López Bofill denunciaba el actual discurso que supedita la soberanía a su legitimidad democrática, condicionándola a los resultados de un referéndum. Y también lamentaba el supuesto de un independentismo no nacionalista que -esto lo digo yo-, siendo más táctico que otra cosa, para hacerse querer busca argumentos en las ventajas sociales y en la república como modelo de Estado. Tiene razón. Primero, porque el derecho a la autodeterminación de los catalanes no se agota en un referéndum, se gane o se pierda, sino en nuestra condición nacional sostenida a lo largo del tiempo -y tiempos muy difíciles- por una terca voluntad colectiva. La nación, en una expresión de Herrero de Miñón que siempre me ha gustado, es el a priori de la democracia. No hay democracia sin un pueblo que se quiera gobernar a sí mismo. Invertir el orden de los factores es confundir el derecho a la soberanía con el procedimiento necesario para que sea reconocida por terceros. Es decir, si al final de este proceso no se alcanzara la independencia, no por ello perderíamos el derecho mientras siguiéramos luchando por la nación de los catalanes. El derecho a la soberanía política sólo podría extinguirse con la desaparición de la nación.

En segundo lugar, es cierto que la humillación a la que nos sometió España con el fracaso de la reforma del Estatuto, además del inmemorial y sistemático maltrato económico, desencadenó el abandono del victimismo en que se refugiaba el catalanismo autonomista y la superación de los miedos que se derivaban del mismo. El abuso hizo ver con claridad que la Constitución era una ratonera y el Estatuto una vía muerta, como escribí en ‘El camino de la independencia’ (2003). Ahora bien: todo esto no habría derivado en una clara aspiración a la independencia si no fuera por la previa condición nacional, sostenida principalmente -como ahora se olvida- por la lengua y la creación cultural, gracias a una sociedad civil incombustible. Una condición, la de ser nación, que es lo que España impidió que fuera reconocida a toda costa en la reforma del Estatuto. Ser o no ser nación es el meollo del conflicto, como saben muy bien en España, mientras que aquí hay quien aún no lo quiere entender.

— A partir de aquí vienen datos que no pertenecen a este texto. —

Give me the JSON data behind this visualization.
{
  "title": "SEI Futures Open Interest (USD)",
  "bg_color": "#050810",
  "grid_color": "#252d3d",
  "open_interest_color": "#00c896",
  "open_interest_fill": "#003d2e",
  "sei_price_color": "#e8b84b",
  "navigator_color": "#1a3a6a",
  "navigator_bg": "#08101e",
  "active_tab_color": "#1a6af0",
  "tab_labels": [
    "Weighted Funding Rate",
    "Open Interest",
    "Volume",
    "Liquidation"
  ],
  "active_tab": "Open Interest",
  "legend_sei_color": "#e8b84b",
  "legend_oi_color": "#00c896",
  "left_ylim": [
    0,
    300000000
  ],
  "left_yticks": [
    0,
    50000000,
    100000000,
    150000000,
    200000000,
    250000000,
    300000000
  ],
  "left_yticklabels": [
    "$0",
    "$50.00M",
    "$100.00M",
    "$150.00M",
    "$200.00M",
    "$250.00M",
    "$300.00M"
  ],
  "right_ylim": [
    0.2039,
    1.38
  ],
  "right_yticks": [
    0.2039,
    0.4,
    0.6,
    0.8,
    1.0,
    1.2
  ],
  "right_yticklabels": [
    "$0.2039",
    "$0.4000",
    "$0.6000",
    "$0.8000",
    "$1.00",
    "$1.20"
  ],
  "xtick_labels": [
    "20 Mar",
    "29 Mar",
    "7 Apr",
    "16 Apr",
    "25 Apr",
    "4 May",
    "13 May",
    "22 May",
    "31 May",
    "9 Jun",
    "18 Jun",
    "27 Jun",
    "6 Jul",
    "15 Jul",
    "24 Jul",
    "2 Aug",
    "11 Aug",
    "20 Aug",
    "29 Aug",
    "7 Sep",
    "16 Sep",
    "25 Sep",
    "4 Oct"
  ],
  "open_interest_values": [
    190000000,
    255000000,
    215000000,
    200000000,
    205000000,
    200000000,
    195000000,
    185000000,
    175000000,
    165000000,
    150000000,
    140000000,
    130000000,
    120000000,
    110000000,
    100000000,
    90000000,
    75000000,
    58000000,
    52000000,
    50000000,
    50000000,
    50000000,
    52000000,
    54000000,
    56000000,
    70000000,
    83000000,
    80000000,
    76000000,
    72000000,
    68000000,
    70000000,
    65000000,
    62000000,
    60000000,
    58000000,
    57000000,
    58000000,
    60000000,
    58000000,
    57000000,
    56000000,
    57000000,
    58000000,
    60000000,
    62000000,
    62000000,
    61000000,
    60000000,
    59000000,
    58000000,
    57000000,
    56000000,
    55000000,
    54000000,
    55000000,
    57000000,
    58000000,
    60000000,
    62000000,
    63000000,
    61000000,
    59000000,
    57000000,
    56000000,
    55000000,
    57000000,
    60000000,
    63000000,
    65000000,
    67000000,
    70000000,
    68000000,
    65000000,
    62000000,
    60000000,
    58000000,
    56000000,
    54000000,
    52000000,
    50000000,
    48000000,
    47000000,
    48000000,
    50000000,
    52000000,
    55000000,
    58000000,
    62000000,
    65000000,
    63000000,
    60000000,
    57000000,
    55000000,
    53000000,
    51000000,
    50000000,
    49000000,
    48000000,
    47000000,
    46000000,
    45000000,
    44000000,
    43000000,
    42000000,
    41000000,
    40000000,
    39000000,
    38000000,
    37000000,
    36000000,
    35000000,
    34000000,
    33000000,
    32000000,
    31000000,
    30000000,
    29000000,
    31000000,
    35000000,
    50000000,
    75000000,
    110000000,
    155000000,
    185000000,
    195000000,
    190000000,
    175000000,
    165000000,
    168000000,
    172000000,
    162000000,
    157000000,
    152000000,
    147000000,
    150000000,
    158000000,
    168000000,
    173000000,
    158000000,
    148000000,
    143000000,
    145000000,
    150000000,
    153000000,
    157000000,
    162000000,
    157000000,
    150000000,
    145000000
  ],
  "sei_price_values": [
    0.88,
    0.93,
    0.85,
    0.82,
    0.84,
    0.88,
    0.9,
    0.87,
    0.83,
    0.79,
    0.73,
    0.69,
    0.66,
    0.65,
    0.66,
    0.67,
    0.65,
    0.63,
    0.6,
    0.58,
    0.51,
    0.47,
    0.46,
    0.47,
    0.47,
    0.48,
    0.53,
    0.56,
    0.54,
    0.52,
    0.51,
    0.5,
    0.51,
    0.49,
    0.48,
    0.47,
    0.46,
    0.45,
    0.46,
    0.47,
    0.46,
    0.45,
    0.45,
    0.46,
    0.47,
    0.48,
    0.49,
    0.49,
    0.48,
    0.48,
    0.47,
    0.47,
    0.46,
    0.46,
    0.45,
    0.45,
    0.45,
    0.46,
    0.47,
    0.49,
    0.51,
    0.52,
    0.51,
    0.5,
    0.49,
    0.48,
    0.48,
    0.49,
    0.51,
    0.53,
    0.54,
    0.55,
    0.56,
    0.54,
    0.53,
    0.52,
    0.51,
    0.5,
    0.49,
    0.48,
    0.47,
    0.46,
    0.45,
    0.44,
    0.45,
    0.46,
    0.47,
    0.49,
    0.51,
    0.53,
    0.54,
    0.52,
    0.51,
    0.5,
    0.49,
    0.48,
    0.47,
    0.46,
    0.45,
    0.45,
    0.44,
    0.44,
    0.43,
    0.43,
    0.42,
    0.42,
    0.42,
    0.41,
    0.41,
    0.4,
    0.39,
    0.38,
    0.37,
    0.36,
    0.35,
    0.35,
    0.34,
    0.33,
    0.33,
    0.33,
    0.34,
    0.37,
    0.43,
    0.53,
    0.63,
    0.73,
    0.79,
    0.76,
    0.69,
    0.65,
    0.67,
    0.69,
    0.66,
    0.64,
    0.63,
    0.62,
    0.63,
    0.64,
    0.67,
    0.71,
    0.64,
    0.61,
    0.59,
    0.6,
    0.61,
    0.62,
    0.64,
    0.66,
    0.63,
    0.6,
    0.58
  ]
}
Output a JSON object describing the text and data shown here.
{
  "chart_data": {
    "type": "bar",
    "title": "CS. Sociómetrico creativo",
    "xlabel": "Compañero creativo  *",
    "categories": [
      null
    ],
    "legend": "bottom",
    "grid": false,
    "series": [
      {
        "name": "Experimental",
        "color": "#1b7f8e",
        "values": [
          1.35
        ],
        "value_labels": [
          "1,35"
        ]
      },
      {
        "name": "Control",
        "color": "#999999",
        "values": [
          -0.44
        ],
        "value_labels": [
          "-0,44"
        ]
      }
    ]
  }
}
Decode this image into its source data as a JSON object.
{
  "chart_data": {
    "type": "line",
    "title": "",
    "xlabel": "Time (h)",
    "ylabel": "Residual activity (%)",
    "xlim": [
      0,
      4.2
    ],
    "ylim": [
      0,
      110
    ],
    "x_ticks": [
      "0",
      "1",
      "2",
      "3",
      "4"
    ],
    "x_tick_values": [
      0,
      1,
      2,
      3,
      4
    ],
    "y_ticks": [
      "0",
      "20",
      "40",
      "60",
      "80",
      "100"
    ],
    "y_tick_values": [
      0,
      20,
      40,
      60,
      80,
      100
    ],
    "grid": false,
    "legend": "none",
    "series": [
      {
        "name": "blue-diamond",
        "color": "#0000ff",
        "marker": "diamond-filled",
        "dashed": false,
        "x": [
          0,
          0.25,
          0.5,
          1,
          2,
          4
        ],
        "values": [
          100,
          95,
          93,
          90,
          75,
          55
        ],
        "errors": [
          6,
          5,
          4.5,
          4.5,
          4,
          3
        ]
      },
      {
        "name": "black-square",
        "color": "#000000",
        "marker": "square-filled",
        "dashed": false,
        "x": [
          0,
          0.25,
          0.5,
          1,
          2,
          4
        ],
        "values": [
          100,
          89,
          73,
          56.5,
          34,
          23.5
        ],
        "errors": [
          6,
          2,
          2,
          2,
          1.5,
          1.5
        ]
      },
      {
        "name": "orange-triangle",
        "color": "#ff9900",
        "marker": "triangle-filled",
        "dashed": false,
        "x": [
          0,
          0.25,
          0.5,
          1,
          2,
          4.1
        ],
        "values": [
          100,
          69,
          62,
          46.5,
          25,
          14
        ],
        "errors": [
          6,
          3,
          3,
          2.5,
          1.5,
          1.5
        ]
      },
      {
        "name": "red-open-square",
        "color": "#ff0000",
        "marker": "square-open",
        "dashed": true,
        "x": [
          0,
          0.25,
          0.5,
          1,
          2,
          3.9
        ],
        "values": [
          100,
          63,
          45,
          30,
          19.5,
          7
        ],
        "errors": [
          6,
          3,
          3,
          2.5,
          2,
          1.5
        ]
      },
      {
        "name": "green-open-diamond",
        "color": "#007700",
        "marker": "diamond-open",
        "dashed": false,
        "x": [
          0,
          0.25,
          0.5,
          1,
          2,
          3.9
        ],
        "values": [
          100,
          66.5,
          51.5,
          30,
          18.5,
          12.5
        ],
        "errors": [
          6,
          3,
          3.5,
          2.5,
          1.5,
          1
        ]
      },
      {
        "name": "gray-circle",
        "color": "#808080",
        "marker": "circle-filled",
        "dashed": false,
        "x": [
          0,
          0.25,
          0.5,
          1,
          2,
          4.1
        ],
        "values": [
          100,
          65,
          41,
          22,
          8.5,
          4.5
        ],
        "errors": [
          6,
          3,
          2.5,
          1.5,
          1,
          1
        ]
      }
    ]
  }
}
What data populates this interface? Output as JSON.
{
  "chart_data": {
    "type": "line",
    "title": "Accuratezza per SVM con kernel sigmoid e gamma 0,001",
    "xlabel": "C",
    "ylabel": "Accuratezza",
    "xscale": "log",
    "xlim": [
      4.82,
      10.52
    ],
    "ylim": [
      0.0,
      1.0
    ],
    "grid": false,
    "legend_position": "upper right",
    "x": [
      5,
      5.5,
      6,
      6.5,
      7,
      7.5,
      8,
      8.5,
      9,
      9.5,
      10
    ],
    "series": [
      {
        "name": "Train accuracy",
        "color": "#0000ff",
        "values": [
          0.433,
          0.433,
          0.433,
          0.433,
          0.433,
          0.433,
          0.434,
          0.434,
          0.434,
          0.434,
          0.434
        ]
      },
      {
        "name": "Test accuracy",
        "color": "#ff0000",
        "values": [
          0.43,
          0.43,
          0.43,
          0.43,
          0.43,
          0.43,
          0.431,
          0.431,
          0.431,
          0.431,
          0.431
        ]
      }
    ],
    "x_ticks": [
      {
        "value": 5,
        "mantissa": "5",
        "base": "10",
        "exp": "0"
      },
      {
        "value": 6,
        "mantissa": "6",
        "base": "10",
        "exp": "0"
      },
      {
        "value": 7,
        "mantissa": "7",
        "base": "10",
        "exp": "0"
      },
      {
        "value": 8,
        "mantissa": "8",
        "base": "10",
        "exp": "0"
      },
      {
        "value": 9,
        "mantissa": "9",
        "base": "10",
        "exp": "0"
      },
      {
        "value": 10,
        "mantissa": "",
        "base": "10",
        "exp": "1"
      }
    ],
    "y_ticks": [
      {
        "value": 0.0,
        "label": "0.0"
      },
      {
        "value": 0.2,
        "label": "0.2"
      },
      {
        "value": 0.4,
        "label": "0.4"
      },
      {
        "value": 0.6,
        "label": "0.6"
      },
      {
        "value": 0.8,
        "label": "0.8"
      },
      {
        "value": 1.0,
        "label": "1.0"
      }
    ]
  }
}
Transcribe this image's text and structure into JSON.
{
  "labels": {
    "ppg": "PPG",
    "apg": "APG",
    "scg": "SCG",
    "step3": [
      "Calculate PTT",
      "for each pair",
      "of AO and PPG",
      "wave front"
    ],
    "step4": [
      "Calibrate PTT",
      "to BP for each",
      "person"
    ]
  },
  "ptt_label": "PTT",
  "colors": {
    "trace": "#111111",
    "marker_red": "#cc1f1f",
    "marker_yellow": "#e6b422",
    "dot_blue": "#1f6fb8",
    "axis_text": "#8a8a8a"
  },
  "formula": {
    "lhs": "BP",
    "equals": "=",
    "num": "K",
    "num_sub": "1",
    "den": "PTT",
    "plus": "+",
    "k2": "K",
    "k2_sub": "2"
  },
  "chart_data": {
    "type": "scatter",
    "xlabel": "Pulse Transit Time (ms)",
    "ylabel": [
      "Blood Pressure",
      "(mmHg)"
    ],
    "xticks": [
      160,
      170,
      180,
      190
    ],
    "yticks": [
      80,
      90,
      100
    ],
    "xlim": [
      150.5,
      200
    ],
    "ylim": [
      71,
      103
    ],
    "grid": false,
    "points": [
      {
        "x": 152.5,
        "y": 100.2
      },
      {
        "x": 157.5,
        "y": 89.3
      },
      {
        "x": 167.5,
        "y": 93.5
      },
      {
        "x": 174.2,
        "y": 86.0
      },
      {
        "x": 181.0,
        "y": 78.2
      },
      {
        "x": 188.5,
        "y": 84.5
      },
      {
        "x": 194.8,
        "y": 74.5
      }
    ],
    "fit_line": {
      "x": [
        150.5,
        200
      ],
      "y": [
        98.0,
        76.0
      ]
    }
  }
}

He repetido de vez en cuando que querría la independencia incluso si España nos tratara con besamanos y también, si fuera el caso, si nos hubiera de traer unos años de dificultades económicas. Sé que el país acabaría saliendo con éxito: creo profundamente en este admirable país. Pero la emancipación -la personal y la nacional- no tiene precio. O mejor dicho: al ser el fundamento de toda dignidad, es tan valiosa que merece los mayores sacrificios. Si, además, la independencia lleva la esperanza de más democracia, más justicia social, más prosperidad y más libertad, ciertamente es un buen aliciente que puede ayudar a decidir a los más temerosos.

Así pues, no perdamos de vista que no hemos llegado donde estamos por avidez económica, ni nos han llevado unas luchas sociales que, por si alguien se engaña, no acabarán con la independencia. Estamos porque hemos querido ser una nación a todos los efectos. Nuestro grito revolucionario, lo que nos ha guiado hasta aquí, siempre ha sido «¡Somos una nación!» Un Estado sin nación -un aparato de poder sin pueblo- sería políticamente insostenible. No hay ninguno en el mundo, nadie renuncia a la nación. El Estado necesita la nación. Pero, tengámoslo también muy claro: sólo la nación puede domesticar al Estado y evitar que se convierta en un monstruo.